The Roth IRA has a distinct advantage over the 401k plan when it comes to flexibility of investments. With few exceptions you can invest your IRA in just about anything outside of "collectables" like antiques and art. 401k plans generally offer a narrower selection of of investments for you to choose from. However, investing your IRA may take more planning and research than investing your 401k.
401k plans have an advantage over Roth IRA's in regards to contributions limits. The 2011 contribution limits for 401k plans are $16,500 per person under age 49 and $22,000 per person over age 50. If you are a highly compensated employee with a salary of $110,000 per year or more, your contribution limit can be no more than 125 percent of the average contribution percentage of non-highly compensated employees in your plan. The 2011 contribution limits for Roth IRAs are only $5,000 per person under age 49 and $6,000 per person over age 50. Roth contributions begin to phase out for individuals making $107,000 and couples filing jointly making $169,000 and are totally disallowed for individuals making $122,000 or more and couples making $179,000 or more.
Many employers match a percentage of 401k contributions up to a certain point. This is like your employer giving you extra salary that you won't pay taxes on until you retire and on which you will earn additional investment income tax deferred. Your Roth IRA will be funded with your own money and only up to the limits allowed, however, if you are a savvy investor you may be able to maximize your earnings in a way you couldn't with a 401k's less flexible options.

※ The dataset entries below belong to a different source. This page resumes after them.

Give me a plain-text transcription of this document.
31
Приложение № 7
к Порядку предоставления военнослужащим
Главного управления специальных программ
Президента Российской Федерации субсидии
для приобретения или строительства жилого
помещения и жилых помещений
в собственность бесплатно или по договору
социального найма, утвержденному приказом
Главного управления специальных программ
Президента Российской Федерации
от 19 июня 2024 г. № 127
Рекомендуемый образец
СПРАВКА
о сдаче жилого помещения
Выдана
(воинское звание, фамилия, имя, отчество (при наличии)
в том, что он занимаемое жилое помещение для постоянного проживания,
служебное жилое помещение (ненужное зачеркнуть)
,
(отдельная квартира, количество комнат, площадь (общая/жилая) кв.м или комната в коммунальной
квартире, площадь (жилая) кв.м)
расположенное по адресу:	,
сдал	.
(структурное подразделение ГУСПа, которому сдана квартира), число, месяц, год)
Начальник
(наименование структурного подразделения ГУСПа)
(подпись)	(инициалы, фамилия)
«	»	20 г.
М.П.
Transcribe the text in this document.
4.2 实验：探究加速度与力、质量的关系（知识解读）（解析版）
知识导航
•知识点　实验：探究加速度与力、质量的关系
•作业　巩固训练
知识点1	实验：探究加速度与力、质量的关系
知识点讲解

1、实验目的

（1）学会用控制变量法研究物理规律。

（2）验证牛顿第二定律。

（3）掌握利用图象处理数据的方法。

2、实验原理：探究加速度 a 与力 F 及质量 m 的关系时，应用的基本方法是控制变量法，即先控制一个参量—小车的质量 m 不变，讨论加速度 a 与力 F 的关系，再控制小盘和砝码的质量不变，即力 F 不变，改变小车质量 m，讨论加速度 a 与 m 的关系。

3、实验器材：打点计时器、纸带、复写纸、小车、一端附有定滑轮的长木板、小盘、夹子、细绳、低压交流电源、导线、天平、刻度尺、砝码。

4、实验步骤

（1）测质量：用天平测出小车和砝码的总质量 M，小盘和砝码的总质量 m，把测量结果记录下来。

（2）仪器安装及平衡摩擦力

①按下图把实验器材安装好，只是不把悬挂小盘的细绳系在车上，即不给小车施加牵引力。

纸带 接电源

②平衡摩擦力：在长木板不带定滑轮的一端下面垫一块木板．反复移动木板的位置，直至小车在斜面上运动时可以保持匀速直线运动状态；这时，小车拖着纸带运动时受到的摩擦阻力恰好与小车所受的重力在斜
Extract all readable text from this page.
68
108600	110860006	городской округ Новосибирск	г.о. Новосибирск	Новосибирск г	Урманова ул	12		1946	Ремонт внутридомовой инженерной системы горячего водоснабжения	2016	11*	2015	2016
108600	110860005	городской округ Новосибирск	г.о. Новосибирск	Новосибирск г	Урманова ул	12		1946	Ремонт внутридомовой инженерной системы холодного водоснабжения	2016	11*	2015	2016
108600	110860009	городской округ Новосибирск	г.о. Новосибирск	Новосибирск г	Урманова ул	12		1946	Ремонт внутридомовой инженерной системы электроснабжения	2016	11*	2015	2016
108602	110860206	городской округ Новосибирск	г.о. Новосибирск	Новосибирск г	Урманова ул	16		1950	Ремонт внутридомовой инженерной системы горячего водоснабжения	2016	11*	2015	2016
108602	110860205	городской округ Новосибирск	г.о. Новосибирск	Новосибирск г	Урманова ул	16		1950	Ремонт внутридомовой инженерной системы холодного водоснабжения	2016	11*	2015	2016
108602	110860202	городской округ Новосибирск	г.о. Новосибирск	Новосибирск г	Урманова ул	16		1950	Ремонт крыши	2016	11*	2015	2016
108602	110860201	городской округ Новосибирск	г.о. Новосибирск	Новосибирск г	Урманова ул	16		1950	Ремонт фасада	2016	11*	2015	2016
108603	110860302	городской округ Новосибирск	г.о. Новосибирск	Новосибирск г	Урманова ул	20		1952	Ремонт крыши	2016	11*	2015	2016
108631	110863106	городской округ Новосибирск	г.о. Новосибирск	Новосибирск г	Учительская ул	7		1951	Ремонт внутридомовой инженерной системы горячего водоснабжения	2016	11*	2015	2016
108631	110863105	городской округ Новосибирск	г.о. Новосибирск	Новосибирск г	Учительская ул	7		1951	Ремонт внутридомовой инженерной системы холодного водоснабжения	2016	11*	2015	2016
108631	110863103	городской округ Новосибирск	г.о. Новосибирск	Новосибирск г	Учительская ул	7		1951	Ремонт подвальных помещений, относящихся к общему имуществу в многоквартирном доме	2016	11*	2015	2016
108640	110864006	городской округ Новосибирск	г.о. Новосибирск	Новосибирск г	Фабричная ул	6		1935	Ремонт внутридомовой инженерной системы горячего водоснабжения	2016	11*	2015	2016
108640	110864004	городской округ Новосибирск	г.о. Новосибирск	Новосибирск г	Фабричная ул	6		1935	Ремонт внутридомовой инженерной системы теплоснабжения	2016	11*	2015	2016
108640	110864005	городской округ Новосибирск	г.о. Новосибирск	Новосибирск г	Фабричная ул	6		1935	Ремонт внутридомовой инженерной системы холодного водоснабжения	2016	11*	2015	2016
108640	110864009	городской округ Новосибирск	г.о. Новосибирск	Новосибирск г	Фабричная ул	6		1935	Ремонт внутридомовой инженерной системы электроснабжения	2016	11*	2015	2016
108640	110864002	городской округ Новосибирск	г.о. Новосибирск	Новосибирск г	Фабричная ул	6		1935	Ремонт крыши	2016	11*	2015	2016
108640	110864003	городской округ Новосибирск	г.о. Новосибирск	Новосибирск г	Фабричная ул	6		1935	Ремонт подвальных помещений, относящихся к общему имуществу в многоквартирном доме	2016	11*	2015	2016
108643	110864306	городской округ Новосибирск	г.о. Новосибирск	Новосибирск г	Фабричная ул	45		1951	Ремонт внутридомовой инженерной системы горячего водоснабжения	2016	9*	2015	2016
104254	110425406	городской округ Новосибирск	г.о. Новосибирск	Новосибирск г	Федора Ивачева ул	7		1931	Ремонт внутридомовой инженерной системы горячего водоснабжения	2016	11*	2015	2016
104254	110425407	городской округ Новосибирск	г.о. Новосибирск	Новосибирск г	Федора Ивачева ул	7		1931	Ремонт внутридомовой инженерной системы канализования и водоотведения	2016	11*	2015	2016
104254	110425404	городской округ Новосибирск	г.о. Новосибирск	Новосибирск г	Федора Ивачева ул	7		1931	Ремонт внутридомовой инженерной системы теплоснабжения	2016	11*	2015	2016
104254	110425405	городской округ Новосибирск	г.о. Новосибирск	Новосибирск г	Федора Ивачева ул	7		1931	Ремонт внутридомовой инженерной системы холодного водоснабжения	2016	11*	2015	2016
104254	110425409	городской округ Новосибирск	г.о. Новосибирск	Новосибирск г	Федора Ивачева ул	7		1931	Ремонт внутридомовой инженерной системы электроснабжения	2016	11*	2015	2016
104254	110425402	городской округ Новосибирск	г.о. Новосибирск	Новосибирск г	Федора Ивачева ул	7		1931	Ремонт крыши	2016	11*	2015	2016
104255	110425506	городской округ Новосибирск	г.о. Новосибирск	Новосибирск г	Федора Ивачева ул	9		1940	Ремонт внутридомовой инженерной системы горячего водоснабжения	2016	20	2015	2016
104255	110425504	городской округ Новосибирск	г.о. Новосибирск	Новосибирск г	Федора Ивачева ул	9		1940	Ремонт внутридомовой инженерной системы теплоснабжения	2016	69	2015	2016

There are no restrictions -- as there are with a traditional IRA -- on opening a Roth IRA if you are covered by a 401k at work. If your adjusted gross income falls under the allowable limits and you can afford it, a strategy to consider is to contribute to both a 401k with your employer and a Roth IRA on your own. They each provide different tax advantages and different ways to save for retirement that can complement each other over the long term.